Por fortuna, son muy pocos los datos que afectarían a los ciudadanos comunes que merecen la atención de los esforzados agentes gubernamentales que, al fin y al cabo, no perderán el tiempo analizando charlas telefónicas entre adolescentes o amas de casa aun cuando, de quererlo, pudieran dedicarse a tales menesteres.  Así y todo, no hay ninguna garantía de que los funcionarios del gobierno de Obama se limiten a rastrear las comunicaciones de terroristas auténticos con su vasta panoplia electrónica. Ya antes de hablar Snowden, se había revelado que las autoridades del equivalente norteamericano de nuestra AFIP trataban de hostigar a personas y grupos relacionados con el Tea Party mayormente republicano, mientras que el Departamento de Justicia ha pinchado los teléfonos de la Associated Press y Fox News, el programa emblemático de los “medios corporativos” locales.

Exageran quienes comparan la Agencia de Seguridad Nacional estadounidense con la Stasi de la Alemania oriental comunista, pero la revolución tecnológica de los años últimos le ha suministrado armas que son mucho más potentes que las empleadas por aquella dictadura miserable que dependía de la malicia de los vecinos, amantes o compañeros de trabajo de los sospechosos de albergar ideas subversivas. Por ser tan fácil aprovecharlas para castigar a adversarios políticos, no extraña que algunos militantes obamistas, de actitudes más autoritarias que democráticas, hayan caído en la tentación de hacerlo.

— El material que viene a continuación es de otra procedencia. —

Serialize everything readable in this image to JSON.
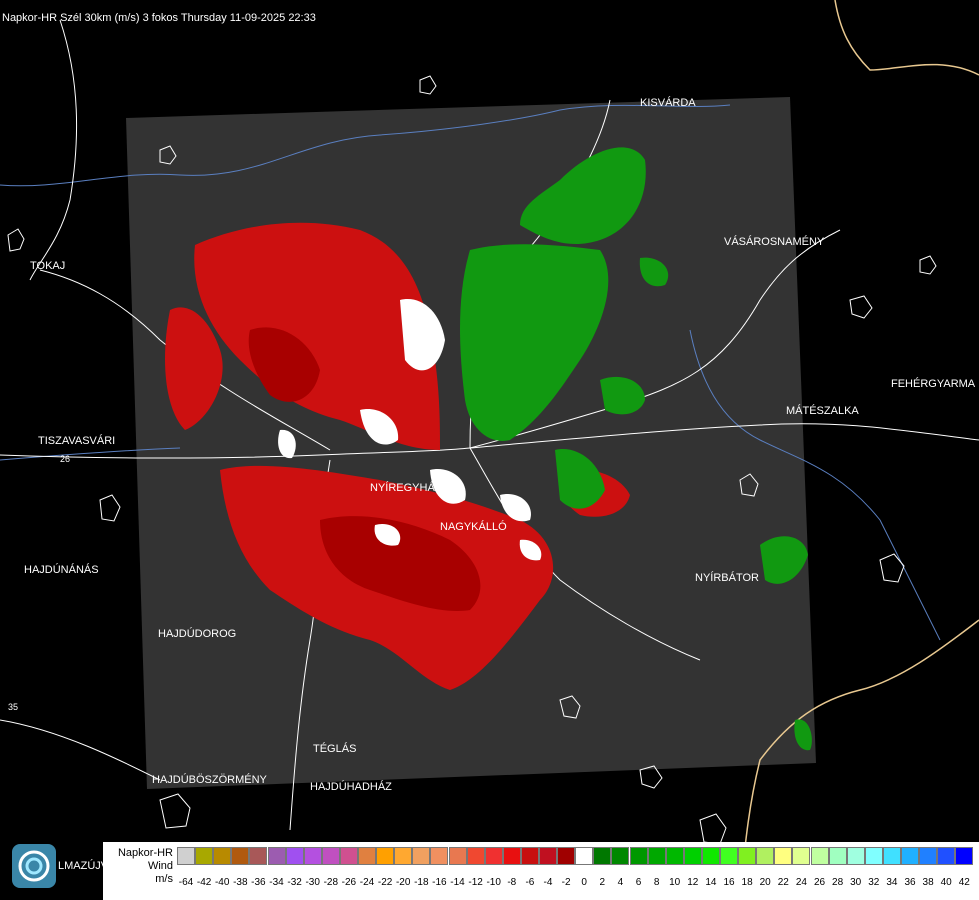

Snowden y sus simpatizantes advierten que está cobrando forma en su país un Estado hostil a las libertades fundamentales, uno que ya posee la capacidad para monitorear buena parte de las actividades humanas, para destruir la vida privada y convertir Internet en una zona vigilada por la Policía secreta del Gobierno. Quieren estrangular el monstruo que ven surgiendo antes de que sea demasiado tarde. Es poco probable que lo logren. Por desgracia, si bien en la fase inicial de la gran revolución informática los comprometidos con la libertad del individuo se han visto fortalecidos por tecnologías que les permiten propagar sus ideas por el mundo entero en un par de segundos, están contraatacando sus enemigos, tanto los que saben muy bien lo que están haciendo como los que juran que nunca pensarían en pisotear los derechos ajenos, porque les es maravillosamente sencillo acumular y almacenar información acerca de virtualmente todas las personas para emplearla en su contra en cuanto les parezca

oportuno.

* PERIODISTA y analista político, ex director de “The Buenos Aires Herald”.